В Москву Рикки приехала на первую программу зимнего сезона выступать со старым номером, чтобы параллельно готовить новый к смотру. Так она была счастлива, уверена в своих силах, убеждена в победе, что, одеваясь к премьере, жарила пирожки и помогала сыну решать задачки. Обычно перед премьерой Рикки волновалась, могла взорваться из-за малейшего пустяка, а тут сумела внушить себе, что она не на войне, нервничать можно на фронте, а здесь, в тылу, даже нет оснований для беспокойства. Номер провела без срывов, уверенно. На следующий же день после премьеры приступила к репетициям на новом аппарате.

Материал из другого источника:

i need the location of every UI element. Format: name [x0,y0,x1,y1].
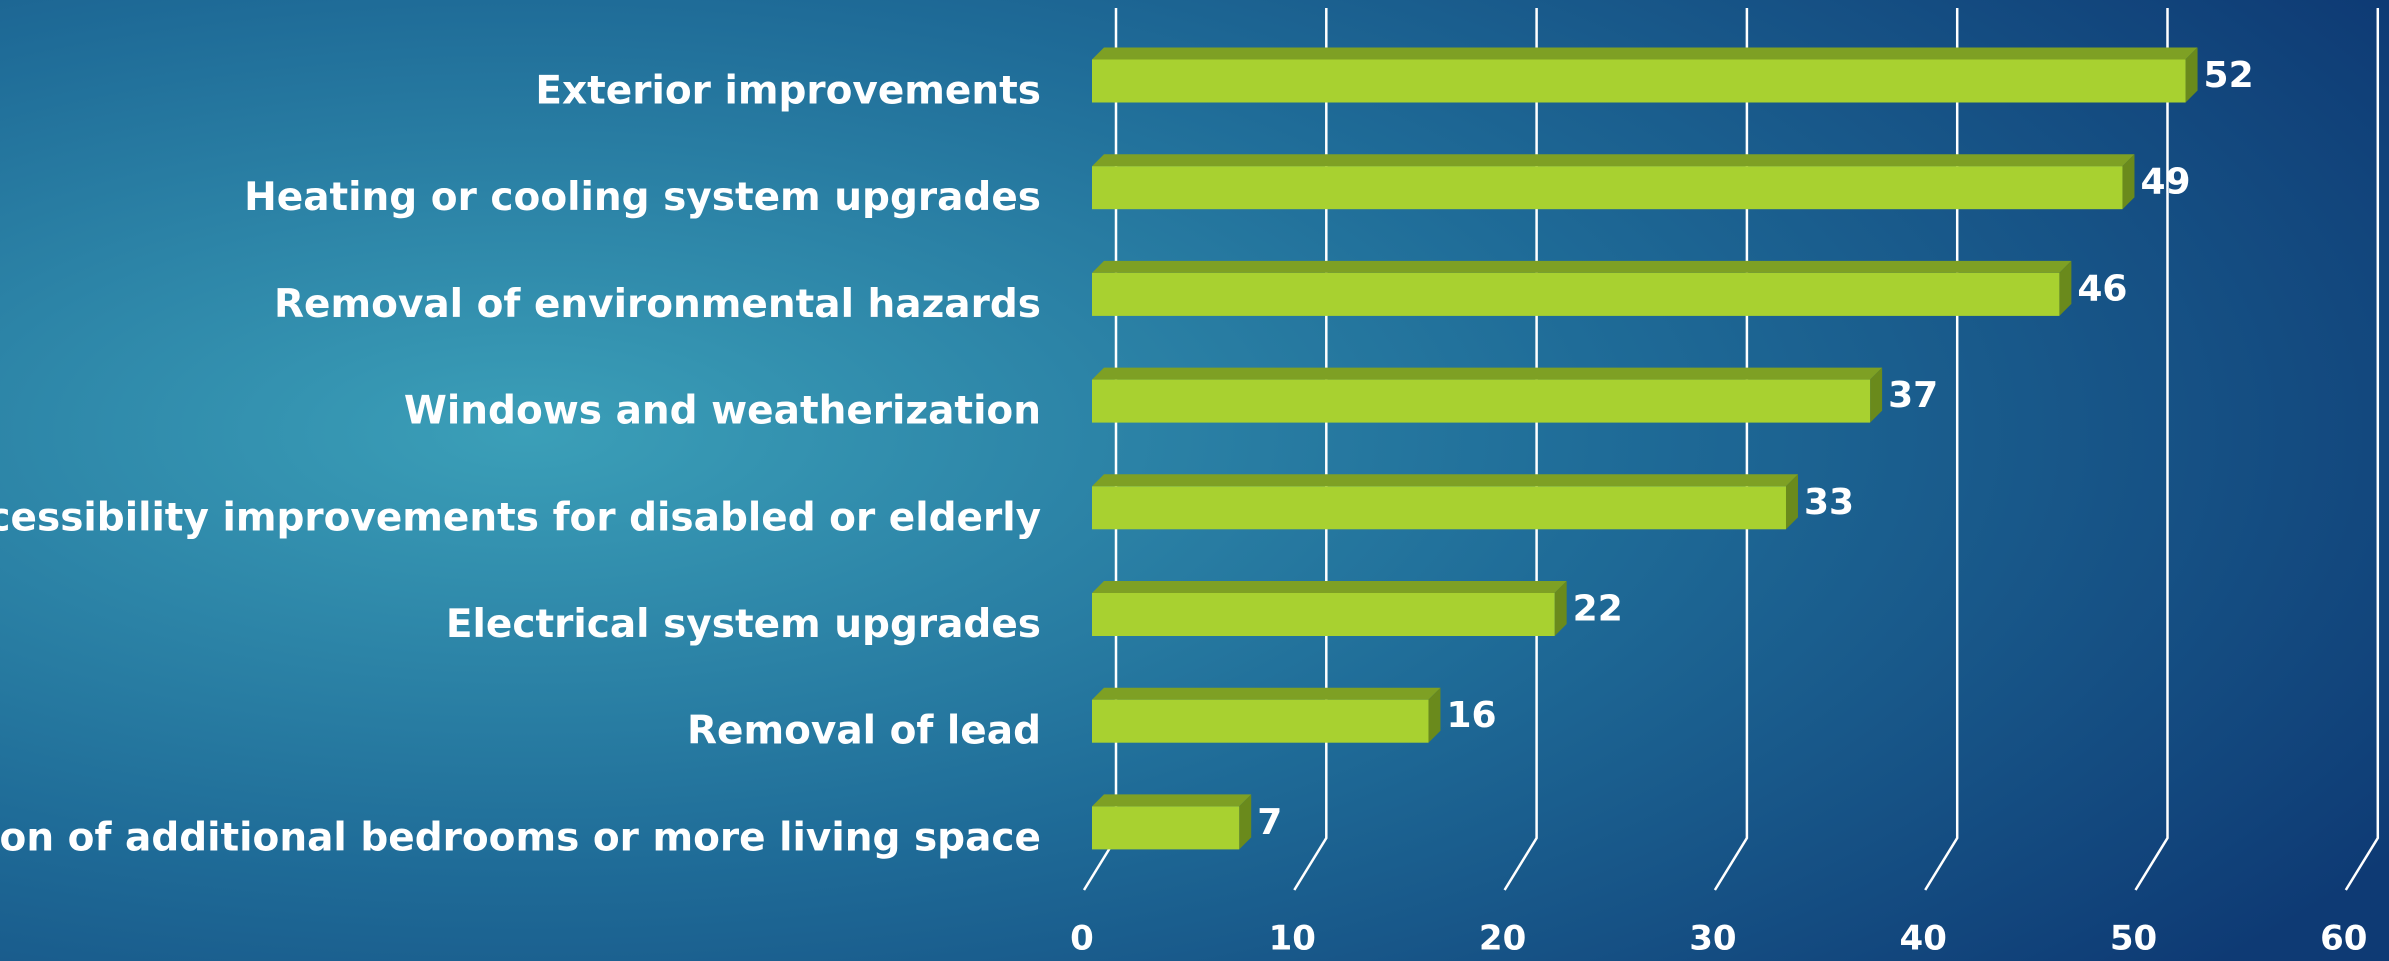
y-tick-label: Electrical system upgrades [446,602,1041,647]
x-tick-label: 60 [2320,919,2367,959]
grid-line [2344,8,2380,891]
bar-top [1092,260,2072,273]
y-tick-label: Heating or cooling system upgrades [244,175,1041,220]
bar-side [2122,154,2135,210]
y-tick-label: Removal of environmental hazards [274,282,1041,327]
bar [1092,806,1240,850]
bar [1092,379,1871,423]
bar [1092,486,1786,530]
bar-top [1092,474,1798,487]
value-label: 22 [1573,589,1623,630]
bar [1092,59,2186,103]
value-label: 7 [1257,802,1282,843]
value-label: 49 [2140,162,2190,203]
y-tick-label: Windows and weatherization [404,389,1041,434]
x-tick-label: 0 [1070,919,1094,959]
bar [1092,272,2060,316]
bar-top [1092,687,1441,700]
bar-side [2059,260,2072,316]
value-label: 33 [1804,482,1854,523]
value-label: 46 [2077,268,2127,309]
y-tick-label: Accessibility improvements for disabled … [0,495,1041,540]
x-tick-label: 40 [1900,919,1947,959]
x-tick-label: 10 [1269,919,1316,959]
bar [1092,166,2123,210]
bar-side [1554,581,1567,636]
x-tick-label: 50 [2110,919,2157,959]
bar-side [1428,687,1441,743]
bar-side [1870,367,1883,423]
bar-top [1092,47,2198,60]
y-tick-label: Exterior improvements [535,69,1041,114]
y-tick-label: Creation of additional bedrooms or more … [0,815,1041,860]
value-label: 16 [1446,695,1496,736]
bar-top [1092,581,1567,593]
value-label: 37 [1888,375,1938,416]
bar-top [1092,154,2135,167]
bar-top [1092,794,1252,807]
bar [1092,593,1555,636]
grid-line [2134,8,2169,891]
x-tick-label: 20 [1479,919,1526,959]
x-tick-label: 30 [1689,919,1736,959]
bar-side [1239,794,1252,850]
y-tick-label: Removal of lead [687,709,1041,754]
bar-side [2185,47,2198,103]
value-label: 52 [2204,55,2254,96]
bar-top [1092,367,1883,380]
bar [1092,699,1429,743]
bar-side [1785,474,1798,530]
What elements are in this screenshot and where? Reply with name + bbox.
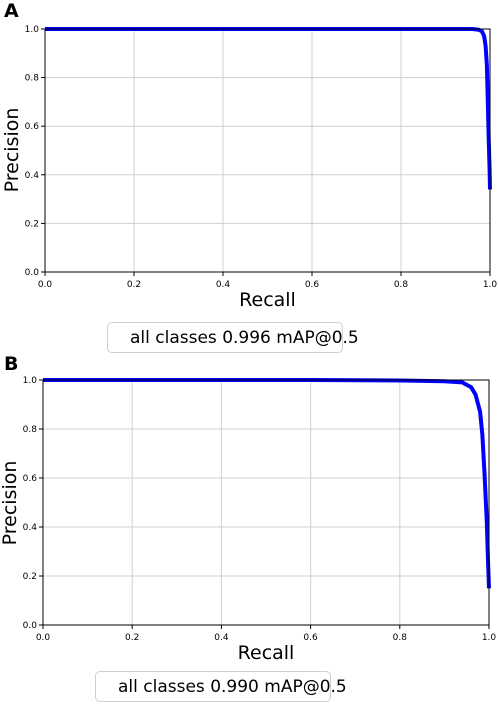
y-tick-label: 0.6 <box>23 474 38 484</box>
x-tick-label: 1.0 <box>482 633 497 643</box>
x-tick-label: 0.0 <box>36 633 51 643</box>
y-tick-label: 0.0 <box>23 621 38 631</box>
y-tick-label: 0.2 <box>23 572 37 582</box>
x-axis-label: Recall <box>238 642 295 664</box>
x-tick-label: 1.0 <box>483 280 498 290</box>
panel-letter: A <box>4 0 19 22</box>
y-tick-label: 0.4 <box>25 171 40 181</box>
panel-letter: B <box>4 353 19 375</box>
plot-frame <box>42 379 490 626</box>
x-tick-label: 0.8 <box>394 280 409 290</box>
y-tick-label: 0.4 <box>23 523 38 533</box>
legend-label: all classes 0.990 mAP@0.5 <box>118 676 347 697</box>
x-tick-label: 0.0 <box>38 280 53 290</box>
pr-curve-line <box>43 378 491 589</box>
plot-frame <box>44 28 491 273</box>
chart-legend: all classes 0.990 mAP@0.5 <box>95 671 347 702</box>
pr-curve-chart: 0.0 0.2 0.4 0.6 0.8 1.0 0.0 0.2 0.4 0.6 0.8 1.0 Reca… <box>0 376 497 664</box>
x-tick-label: 0.8 <box>393 633 408 643</box>
y-axis-label: Precision <box>0 461 21 546</box>
pr-curve-line <box>45 27 492 190</box>
chart-legend: all classes 0.996 mAP@0.5 <box>107 322 359 353</box>
x-axis-label: Recall <box>239 289 296 311</box>
y-tick-label: 0.0 <box>25 268 40 278</box>
y-tick-label: 0.8 <box>25 74 40 84</box>
pr-curve-chart: 0.0 0.2 0.4 0.6 0.8 1.0 0.0 0.2 0.4 0.6 0.8 1.0 Reca… <box>1 25 498 311</box>
y-tick-label: 0.2 <box>25 219 39 229</box>
y-tick-label: 1.0 <box>23 376 38 386</box>
legend-label: all classes 0.996 mAP@0.5 <box>130 327 359 348</box>
y-axis-label: Precision <box>1 108 23 193</box>
y-tick-label: 1.0 <box>25 25 40 35</box>
y-tick-label: 0.6 <box>25 122 40 132</box>
x-tick-label: 0.6 <box>305 280 320 290</box>
x-tick-label: 0.2 <box>125 633 139 643</box>
x-tick-label: 0.2 <box>127 280 141 290</box>
y-tick-label: 0.8 <box>23 425 38 435</box>
x-tick-label: 0.4 <box>216 280 231 290</box>
chart-panel-b: B 0.0 0.2 0.4 0.6 0.8 1.0 0.0 0.2 0.4 0.6 0.8 1.0 Re… <box>0 353 498 706</box>
x-tick-label: 0.6 <box>303 633 318 643</box>
x-tick-label: 0.4 <box>214 633 229 643</box>
chart-panel-a: A 0.0 0.2 0.4 0.6 0.8 1.0 0.0 0.2 0.4 0.6 0.8 1.0 Re… <box>0 0 498 353</box>
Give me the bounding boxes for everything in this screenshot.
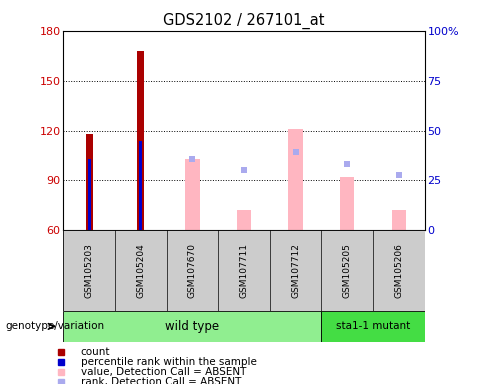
- Bar: [288, 129, 303, 230]
- Title: GDS2102 / 267101_at: GDS2102 / 267101_at: [163, 13, 325, 29]
- Text: value, Detection Call = ABSENT: value, Detection Call = ABSENT: [81, 367, 246, 377]
- Text: GSM105206: GSM105206: [394, 243, 403, 298]
- Bar: [139, 141, 142, 230]
- Bar: [88, 159, 91, 230]
- Text: genotype/variation: genotype/variation: [5, 321, 104, 331]
- Bar: [237, 210, 251, 230]
- Bar: [86, 134, 93, 230]
- Bar: [391, 210, 406, 230]
- Bar: [185, 159, 200, 230]
- Text: percentile rank within the sample: percentile rank within the sample: [81, 357, 257, 367]
- Text: GSM107712: GSM107712: [291, 243, 300, 298]
- Text: GSM107711: GSM107711: [240, 243, 248, 298]
- Bar: [322, 311, 425, 342]
- Bar: [340, 177, 354, 230]
- Bar: [63, 311, 322, 342]
- Text: rank, Detection Call = ABSENT: rank, Detection Call = ABSENT: [81, 377, 241, 384]
- Text: GSM105205: GSM105205: [343, 243, 352, 298]
- Text: wild type: wild type: [165, 320, 220, 333]
- Bar: [138, 51, 144, 230]
- Text: GSM105204: GSM105204: [136, 243, 145, 298]
- Text: sta1-1 mutant: sta1-1 mutant: [336, 321, 410, 331]
- Text: GSM107670: GSM107670: [188, 243, 197, 298]
- Text: count: count: [81, 347, 110, 357]
- Text: GSM105203: GSM105203: [85, 243, 94, 298]
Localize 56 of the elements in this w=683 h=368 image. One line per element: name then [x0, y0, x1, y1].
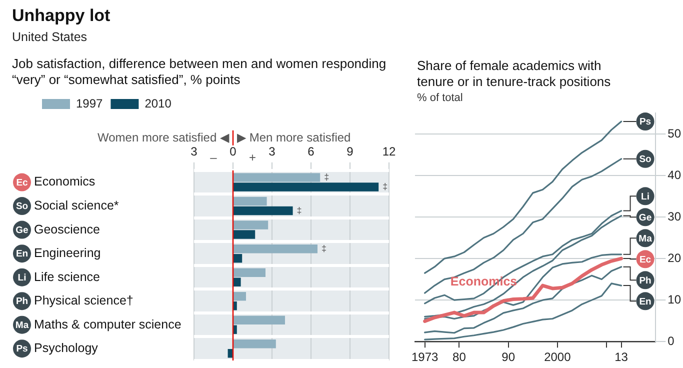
annotation: Ge: [638, 212, 652, 224]
y-tick-label: Psychology: [34, 341, 99, 356]
chart-title: Unhappy lot: [12, 6, 110, 26]
x-tick-label: 3: [190, 144, 198, 159]
y-tick-label: 10: [668, 292, 682, 306]
legend-label: 2010: [144, 96, 172, 110]
x-tick-label: 90: [502, 350, 516, 364]
text: Women more satisfied ◀: [98, 130, 230, 145]
text: En: [16, 248, 28, 260]
text: Ge: [16, 224, 28, 236]
data-label: ‡: [296, 205, 302, 216]
y-tick-label: Geoscience: [34, 222, 100, 236]
x-tick-label: 13: [614, 350, 628, 364]
text: Ps: [16, 344, 28, 355]
text: Ma: [15, 320, 30, 331]
chart-title: Share of female academics with tenure or in tenure-track positions: [417, 58, 612, 90]
x-tick-label: 12: [382, 144, 396, 159]
text: Ph: [16, 296, 28, 308]
x-axis-title: Job satisfaction, difference between men and women responding “very” or “somewhat satisfied”, % points: [12, 56, 388, 88]
x-tick-label: 1973: [411, 350, 438, 364]
x-tick-label: 3: [268, 144, 276, 159]
annotation: So: [639, 154, 652, 166]
text: ▶ Men more satisfied: [237, 130, 351, 145]
x-tick-label: 2000: [544, 350, 572, 364]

Прежде всего собрала кольцо с фермой для вращения. Сделала перекладину-штамберт на балках перекрытия артистического фойе, у входа на сцену, прямо возле лестницы. На нем и повесила «Луну». Началась мучительно трудная подгонка трюков к аппарату. Но все на редкость шло споро. Попробовала баланс на одной ноге — получился. Мельничка на спине — пошла. На носках повисла с первого раз. Решила наконец проверить трюк, на который делала ставку, вращение в кольце. Вставила ноги в петли, ухватилась руками покрепче, отстегнула стопор, нырнула головой вперед и сложилась в талии пополам. Колесо согнулось.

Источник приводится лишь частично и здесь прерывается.